The "CALL"...Save the world or "Train them up?"

It popped back off the screen at me as I responded to a woman’s comment of my web site.  She was from my wife’s Sunday school class some 50 years ago and had agreed to critique my web site.  She liked the site.  It was inspirational, actually.  But it saddened her.  Her husband, now a grandfather, did not apply his many gifts to being a father.  Often didn’t seem interested.  In fact, she said, sadly, she would not have been able to get her husband to read such a book. “It’s a guy thing, I guess,” said she, remorsefull.

 

I’d like to share my response.   Please consider the last line.  I have too many such stories from close friends in ministry and missions.  If you know of the Bob Pierce syndrome, that’s what we’re talking about.   Save the world, lose the child…forever.

 

“My great fear is that your husband is like more of the husbands out there than not.

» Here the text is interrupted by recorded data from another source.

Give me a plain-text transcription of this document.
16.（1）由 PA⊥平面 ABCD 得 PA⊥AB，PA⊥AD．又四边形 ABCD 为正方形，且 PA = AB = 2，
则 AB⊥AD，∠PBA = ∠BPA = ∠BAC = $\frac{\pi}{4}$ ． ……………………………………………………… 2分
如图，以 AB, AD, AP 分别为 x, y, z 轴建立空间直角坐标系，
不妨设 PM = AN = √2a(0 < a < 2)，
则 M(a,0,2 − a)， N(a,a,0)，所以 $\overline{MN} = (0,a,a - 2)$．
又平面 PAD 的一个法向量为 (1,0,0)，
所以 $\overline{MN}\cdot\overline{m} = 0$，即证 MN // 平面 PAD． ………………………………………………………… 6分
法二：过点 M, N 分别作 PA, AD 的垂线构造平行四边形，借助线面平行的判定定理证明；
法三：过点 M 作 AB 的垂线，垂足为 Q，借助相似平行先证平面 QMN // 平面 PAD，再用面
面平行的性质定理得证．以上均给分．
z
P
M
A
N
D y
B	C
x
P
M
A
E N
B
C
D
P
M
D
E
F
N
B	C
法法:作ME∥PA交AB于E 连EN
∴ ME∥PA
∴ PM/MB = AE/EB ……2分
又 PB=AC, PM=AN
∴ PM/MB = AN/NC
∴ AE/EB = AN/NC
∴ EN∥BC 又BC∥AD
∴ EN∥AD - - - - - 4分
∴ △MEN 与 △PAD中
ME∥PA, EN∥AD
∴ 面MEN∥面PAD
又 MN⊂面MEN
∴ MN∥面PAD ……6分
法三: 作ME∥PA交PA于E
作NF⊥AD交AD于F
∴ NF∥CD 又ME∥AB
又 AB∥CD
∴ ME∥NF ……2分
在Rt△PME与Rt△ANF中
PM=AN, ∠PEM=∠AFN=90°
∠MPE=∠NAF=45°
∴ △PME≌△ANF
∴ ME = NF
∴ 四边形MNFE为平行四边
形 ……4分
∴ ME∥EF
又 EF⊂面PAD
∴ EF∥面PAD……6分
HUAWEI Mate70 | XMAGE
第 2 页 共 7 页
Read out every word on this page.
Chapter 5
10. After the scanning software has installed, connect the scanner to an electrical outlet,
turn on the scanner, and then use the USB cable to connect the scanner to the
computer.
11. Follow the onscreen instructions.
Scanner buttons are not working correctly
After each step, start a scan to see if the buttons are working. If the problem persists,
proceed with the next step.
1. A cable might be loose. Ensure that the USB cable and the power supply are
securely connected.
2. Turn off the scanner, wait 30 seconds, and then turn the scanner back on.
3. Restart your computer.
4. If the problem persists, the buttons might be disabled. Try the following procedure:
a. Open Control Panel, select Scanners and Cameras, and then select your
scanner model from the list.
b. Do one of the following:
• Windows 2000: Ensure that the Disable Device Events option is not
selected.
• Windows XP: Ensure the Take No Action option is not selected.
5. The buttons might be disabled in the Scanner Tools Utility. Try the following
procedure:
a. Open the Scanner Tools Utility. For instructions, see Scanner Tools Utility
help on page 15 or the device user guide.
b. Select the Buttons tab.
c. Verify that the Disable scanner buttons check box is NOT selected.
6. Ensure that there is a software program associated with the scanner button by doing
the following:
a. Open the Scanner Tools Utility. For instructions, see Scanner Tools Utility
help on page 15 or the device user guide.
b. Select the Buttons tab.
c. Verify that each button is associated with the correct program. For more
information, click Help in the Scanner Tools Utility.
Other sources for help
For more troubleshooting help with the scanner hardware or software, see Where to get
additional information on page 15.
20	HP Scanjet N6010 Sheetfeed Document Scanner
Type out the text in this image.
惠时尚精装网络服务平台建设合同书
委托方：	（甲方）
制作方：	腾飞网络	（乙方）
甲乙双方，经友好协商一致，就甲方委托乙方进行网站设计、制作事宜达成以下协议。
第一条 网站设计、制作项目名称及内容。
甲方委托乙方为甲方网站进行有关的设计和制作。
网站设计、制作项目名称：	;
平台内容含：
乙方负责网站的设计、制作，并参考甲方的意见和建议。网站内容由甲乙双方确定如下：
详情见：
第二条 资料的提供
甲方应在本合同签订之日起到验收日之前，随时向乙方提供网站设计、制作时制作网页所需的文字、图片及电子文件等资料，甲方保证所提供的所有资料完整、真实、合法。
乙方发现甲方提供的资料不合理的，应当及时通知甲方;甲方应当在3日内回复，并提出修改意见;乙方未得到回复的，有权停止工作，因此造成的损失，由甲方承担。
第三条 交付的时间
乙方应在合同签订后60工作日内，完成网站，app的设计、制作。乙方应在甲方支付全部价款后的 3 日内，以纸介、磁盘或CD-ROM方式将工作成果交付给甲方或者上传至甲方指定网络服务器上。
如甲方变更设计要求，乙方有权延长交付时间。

No, it's not a guy thing. Hoping this won’t seem intrusive and rude,  I am seeing this (I've been there) as disobedience to biblical standards. Lots of guys, otherwise called fathers some of the time, spend their days earning a living for their families, sometimes providing more than is necessary.  On top of that, we men are prone to fulfill our drive toward significance, but too often at the cost of our families. Believe me, it happens as much, maybe more, in men saving the world in the name of Jesus.”

 

So, as legacy dads your intuition whispers assurance that you are not like that at all.  Once again, and this comes from personal unpleasant exposure to friends in ministry:  those with a drive to do God’s will at any price are too often the ones who include their children on the price tag. 

 

It would take us hours and pages to invade the scriptures to support either side of this issue—follow “the call” or “train up the children in the way they should go.”  Sure, you CAN do both.  But on which side do you compromise when real life demands it?  

 

My next best friend, college classmate and football team mate, founder of one of the great mission agencies of today, got nudged from top spot by my son-in-law—a great story we talk about in our co-authoring site and book.  He “lost” two of his three sons to saving the Muslim world; they are proud, highly educated, angry pagans today.  One or the other?  No, but choices must be made—daily along the way to significance for the Kingdom and significance to the legacy.   

 

Is it possible your “call,” Legacy Dad,  is the only one God can’t find someone else to fulfill…being the father your sons and daughters joyfully emulate as they walk with God down life’s rugged road and even more joyfully repeat for their children, generation after generation?